Yes, this is the smartwatch’s hour. It’s hands are at high noon. In the long run, there’s every chance that these companies that convinced us to take off our watches in the first and tell the time on our phones will ultimately fail to get us all to strap them back on on a permanent basis, but the moment they’re almost certain to succeed is on 25 December 2015. Right now, we want to wear them; they want to sell them and there’s very few people around at the minute trying to tell us that smartwatches are a bad idea.
That will happen with a growing chorus “I-told-you-sos” from an otherwise unheard from group of “no-you-didn’ts” in around 12 months time when our hardware’s looking dated and all the batteries are flat. And we’ll think more carefully about what we want our outmoded wearables to look like when they need to go back to being something to tell the time with and not much more than a pretty face.
Perhaps smartwatches will move on in some way come 2017? They may split into smart jewellery or other more subtle and attractive forms for those who want notifications, and sports watches for the sector for whom fitness tracking was the end-game all along. They’ll also, doubtless, cause a resurgence in people wearing any kind of watch in a neat mirroring of the way they first removed that desire, and there’s nothing to suggest that they’re going to go away in any number either.
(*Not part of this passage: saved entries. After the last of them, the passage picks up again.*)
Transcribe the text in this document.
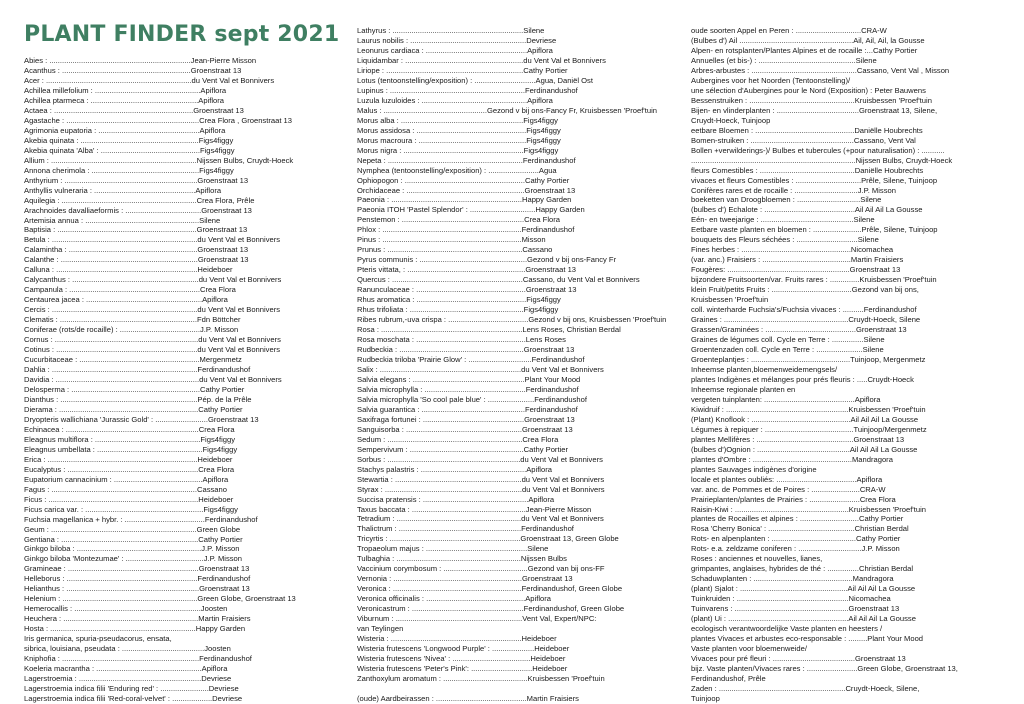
PLANT FINDER sept 2021
Abies : ...................................................................Jean-Pierre Misson
Acanthus : .............................................................Groenstraat 13
Acer : .....................................................................du Vent Val et Bonnivers
Achillea millefolium : ..................................................Apiflora
Achillea ptarmeca : ...................................................Apiflora
Actaea : ..................................................................Groenstraat 13
Agastache : ...............................................................Crea Flora , Groenstraat 13
Agrimonia eupatoria : ................................................Apiflora
Akebia quinata : ........................................................Figs4figgy
Akebia quinata 'Alba' : ...............................................Figs4figgy
Allium : .....................................................................Nijssen Bulbs, Cruydt-Hoeck
Annona cherimola : ...................................................Figs4figgy
Anthyrium : ...............................................................Groenstraat 13
Anthyllis vulneraria : ................................................Apiflora
Aquilegia : ................................................................Crea Flora, Prêle
Arachnoides davalliaeformis : ....................................Groenstraat 13
Artemisia annua : ......................................................Silene
Baptisia : ..................................................................Groenstraat 13
Betula : .....................................................................du Vent Val et Bonnivers
Calamintha : .............................................................Groenstraat 13
Calanthe : .................................................................Groenstraat 13
Calluna : ...................................................................Heideboer
Calycanthus : ............................................................du Vent Val et Bonnivers
Campanula : ..............................................................Crea Flora
Centaurea jacea : .......................................................Apiflora
Cercis : .....................................................................du Vent Val et Bonnivers
Clematis : .................................................................Fdn Böttcher
Coniferae (rots/de rocaille) : ......................................J.P. Misson
Cornus : ....................................................................du Vent Val et Bonnivers
Cotinus : ...................................................................du Vent Val et Bonnivers
Cucurbitaceae : .........................................................Mergenmetz
Dahlia : .....................................................................Ferdinandushof
Davidia : ....................................................................du Vent Val et Bonnivers
Delosperma : .............................................................Cathy Portier
Dianthus : .................................................................Pép. de la Prêle
Dierama : ..................................................................Cathy Portier
Dryopteris wallichiana 'Jurassic Gold' : .........................Groenstraat 13
Echinacea : ...............................................................Crea Flora
Eleagnus multiflora : ..................................................Figs4figgy
Eleagnus umbellata : ..................................................Figs4figgy
Erica : .......................................................................Heideboer
Eucalyptus : ..............................................................Crea Flora
Eupatorium cannacinium : ..........................................Apiflora
Fagus : .....................................................................Cassano
Ficus : .......................................................................Heideboer
Ficus carica var. : ........................................................Figs4figgy
Fuchsia magellanica + hybr. : ......................................Ferdinandushof
Geum : .....................................................................Green Globe
Gentiana : .................................................................Cathy Portier
Ginkgo biloba : ...........................................................J.P. Misson
Ginkgo biloba 'Montezumae' : .....................................J.P. Misson
Gramineae : ..............................................................Groenstraat 13
Helleborus : ..............................................................Ferdinandushof
Helianthus : ...............................................................Groenstraat 13
Helenium : ................................................................Green Globe, Groenstraat 13
Hemerocallis : ............................................................Joosten
Heuchera : ................................................................Martin Fraisiers
Hosta : .....................................................................Happy Garden
Iris germanica, spuria-pseudacorus, ensata,
sibrica, louisiana, pseudata : .......................................Joosten
Kniphofia : .................................................................Ferdinandushof
Koeleria macrantha : ..................................................Apiflora
Lagerstroemia : ..........................................................Devriese
Lagerstroemia indica filii 'Enduring red' : .......................Devriese
Lagerstroemia indica filii 'Red-coral-velvet' : ...................Devriese
Lathyrus : ..............................................................Silene
Laurus nobilis : .......................................................Devriese
Leonurus cardiaca : ................................................Apiflora
Liquidambar : ........................................................du Vent Val et Bonnivers
Liriope : .................................................................Cathy Portier
Lotus (tentoonstelling/exposition) : .............................Agua, Daniël Ost
Lupinus : ................................................................Ferdinandushof
Luzula luzuloides : ..................................................Apiflora
Malus : .................................................Gezond v bij ons-Fancy Fr, Kruisbessen 'Proef'tuin
Morus alba : ..........................................................Figs4figgy
Morus assidosa : ....................................................Figs4figgy
Morus macroura : ...................................................Figs4figgy
Morus nigra : .........................................................Figs4figgy
Nepeta : ................................................................Ferdinandushof
Nymphea (tentoonstelling/exposition) : ........................Agua
Ophiopogon : .........................................................Cathy Portier
Orchidaceae : ........................................................Groenstraat 13
Paeonia : ..............................................................Happy Garden
Paeonia ITOH 'Pastel Splendor' : ...............................Happy Garden
Penstemon : ..........................................................Crea Flora
Phlox : ..................................................................Ferdinandushof
Pinus : ..................................................................Misson
Prunus : ................................................................Cassano
Pyrus communis : ...................................................Gezond v bij ons-Fancy Fr
Pteris vittata, : ........................................................Groenstraat 13
Quercus : ..............................................................Cassano, du Vent Val et Bonnivers
Ranunculaceae : ....................................................Groenstraat 13
Rhus aromatica : ....................................................Figs4figgy
Rhus trifoliata : ......................................................Figs4figgy
Ribes rubrum,-uva crispa : ......................................Gezond v bij ons, Kruisbessen 'Proef'tuin
Rosa : ...................................................................Lens Roses, Christian Berdal
Rosa moschata : ....................................................Lens Roses
Rudbeckia : ...........................................................Groenstraat 13
Rudbeckia triloba 'Prairie Glow' : ..............................Ferdinandushof
Salix : ...................................................................du Vent Val et Bonnivers
Salvia elegans : .....................................................Plant Your Mood
Salvia microphylla : ................................................Ferdinandushof
Salvia microphylla 'So cool pale blue' : ......................Ferdinandushof
Salvia guarantica : .................................................Ferdinandushof
Saxifraga fortunei : ................................................Groenstraat 13
Sanguisorba : .......................................................Groenstraat 13
Sedum : ................................................................Crea Flora
Sempervivum : ......................................................Cathy Portier
Sorbus : ...............................................................du Vent Val et Bonnivers
Stachys palastris : ..................................................Apiflora
Stewartia : ............................................................du Vent Val et Bonnivers
Styrax : .................................................................du Vent Val et Bonnivers
Succisa pratensis : ..................................................Apiflora
Taxus baccata : ......................................................Jean-Pierre Misson
Tetradium : ...........................................................du Vent Val et Bonnivers
Thalictrum : ..........................................................Ferdinandushof
Tricyrtis : ..............................................................Groenstraat 13, Green Globe
Tropaeolum majus : ................................................Silene
Tulbaghia : ...........................................................Nijssen Bulbs
Vaccinium corymbosum : ........................................Gezond van bij ons-FF
Vernonia : .............................................................Groenstraat 13
Veronica : .............................................................Ferdinandushof, Green Globe
Veronica officinalis : ...............................................Apiflora
Veronicastrum : .....................................................Ferdinandushof, Green Globe
Viburnum : ............................................................Vent Val, Expert/NPC:
van Teylingen
Wisteria : ..............................................................Heideboer
Wisteria frutescens 'Longwood Purple' : ....................Heideboer
Wisteria frutescens 'Nivea' : .....................................Heideboer
Wisteria frutescens 'Peter's Pink': .............................Heideboer
Zanthoxylum aromatum : ........................................Kruisbessen 'Proef'tuin
(oude) Aardbeirassen : ...........................................Martin Fraisiers
oude soorten Appel en Peren : ...............................CRA-W
(Bulbes d') Ail ......................................................Ail, Ail, Ail, la Gousse
Alpen- en rotsplanten/Plantes Alpines et de rocaille :...Cathy Portier
Annuelles (et bis-) : ..............................................Silene
Arbres-arbustes : ..................................................Cassano, Vent Val , Misson
Aubergines voor het Noorden (Tentoonstelling)/
une sélection d'Aubergines pour le Nord (Exposition) : Peter Bauwens
Bessenstruiken : ..................................................Kruisbessen 'Proef'tuin
Bijen- en vlinderplanten : .......................................Groenstraat 13, Silene,
Cruydt-Hoeck, Tuinjoop
eetbare Bloemen : ...............................................Daniëlle Houbrechts
Bomen-struiken : .................................................Cassano, Vent Val
Bollen +verwilderings-)/ Bulbes et tubercules (+pour naturalisation) : ...........
..............................................................................Nijssen Bulbs, Cruydt-Hoeck
fleurs Comestibles : .............................................Daniëlle Houbrechts
vivaces et fleurs Comestibles : ...............................Prêle, Silene, Tuinjoop
Conifères rares et de rocaille : ..............................J.P. Misson
boeketten van Droogbloemen : ..............................Silene
(bulbes d') Echalote : ...........................................Ail Ail Ail La Gousse
Eén- en tweejarige : ............................................Silene
Eetbare vaste planten en bloemen : .......................Prêle, Silene, Tuinjoop
bouquets des Fleurs séchées : .............................Silene
Fines herbes : ....................................................Nicomachea
(var. anc.) Fraisiers : ..........................................Martin Fraisiers
Fougères: ..........................................................Groenstraat 13
bijzondere Fruitsoorten/var. Fruits rares : ..............Kruisbessen 'Proef'tuin
klein Fruit/petits Fruits : ......................................Gezond van bij ons,
Kruisbessen 'Proef'tuin
coll. winterharde Fuchsia's/Fuchsia vivaces : ..........Ferdinandushof
Graines : ...........................................................Cruydt-Hoeck, Silene
Grassen/Graminées : ...........................................Groenstraat 13
Graines de légumes coll. Cycle en Terre : ...............Silene
Groentenzaden coll. Cycle en Terre : ......................Silene
Groenteplantjes : ...............................................Tuinjoop, Mergenmetz
Inheemse planten,bloemenweidemengsels/
plantes Indigènes et mélanges pour prés fleuris : .....Cruydt-Hoeck
Inheemse regionale planten en
vergeten tuinplanten: ...........................................Apiflora
Kiwidruif : ..........................................................Kruisbessen 'Proef'tuin
(Plant) Knoflook : ...............................................Ail Ail Ail La Gousse
Légumes à repiquer : ..........................................Tuinjoop/Mergenmetz
plantes Mellifères : ..............................................Groenstraat 13
(bulbes d')Ognion : ............................................Ail Ail Ail La Gousse
plantes d'Ombre : ...............................................Mandragora
plantes Sauvages indigènes d'origine
locale et plantes oubliés: ......................................Apiflora
var. anc. de Pommes et de Poires : .......................CRA-W
Prairieplanten/plantes de Prairies : ........................Crea Flora
Raisin-Kiwi : ......................................................Kruisbessen 'Proef'tuin
plantes de Rocailles et alpines : ............................Cathy Portier
Rosa 'Cherry Bonica' : .........................................Christian Berdal
Rots- en alpenplanten : ........................................Cathy Portier
Rots- e.a. zeldzame coniferen : ..............................J.P. Misson
Roses : anciennes et nouvelles, lianes,
grimpantes, anglaises, hybrides de thé : ...............Christian Berdal
Schaduwplanten : ...............................................Mandragora
(plant) Sjalot : ...................................................Ail Ail Ail La Gousse
Tuinkruiden : .....................................................Nicomachea
Tuinvarens : ......................................................Groenstraat 13
(plant) Ui : .........................................................Ail Ail Ail La Gousse
ecologisch verantwoordelijke Vaste planten en heesters /
plantes Vivaces et arbustes eco-responsable : .........Plant Your Mood
Vaste planten voor bloemenweide/
Vivaces pour pré fleuri : .......................................Groenstraat 13
bijz. Vaste planten/Vivaces rares : ........................Green Globe, Groenstraat 13,
Ferdinandushof, Prêle
Zaden : ............................................................Cruydt-Hoeck, Silene,
Tuinjoop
There’s every chance that Samsung, Moto, Apple and friends will still be making smartwatches in the Christmases to come but it’s hard to imagine that there will be such a thirst for them and a model whereby we expect to change them as annually as we do our phones. Christmas 2015 is when we go from no one having a smartwatch to everyone that’s interested getting on board. That’s a lot of quick sales that other years are unlikely to match.
So, when you unwrap yours this year, take a moment to ponder that you’re part of the first great wearable wave. It’s pioneers such as yourself that will allow your children to ride hoverboards and ignore you while they giggle with their friends in virtual chat rooms honking balloons of digital nitrous. Just don’t expect them to be too impressed when you hand them over your ZenWatch 2 like it’s some kind of heirloom.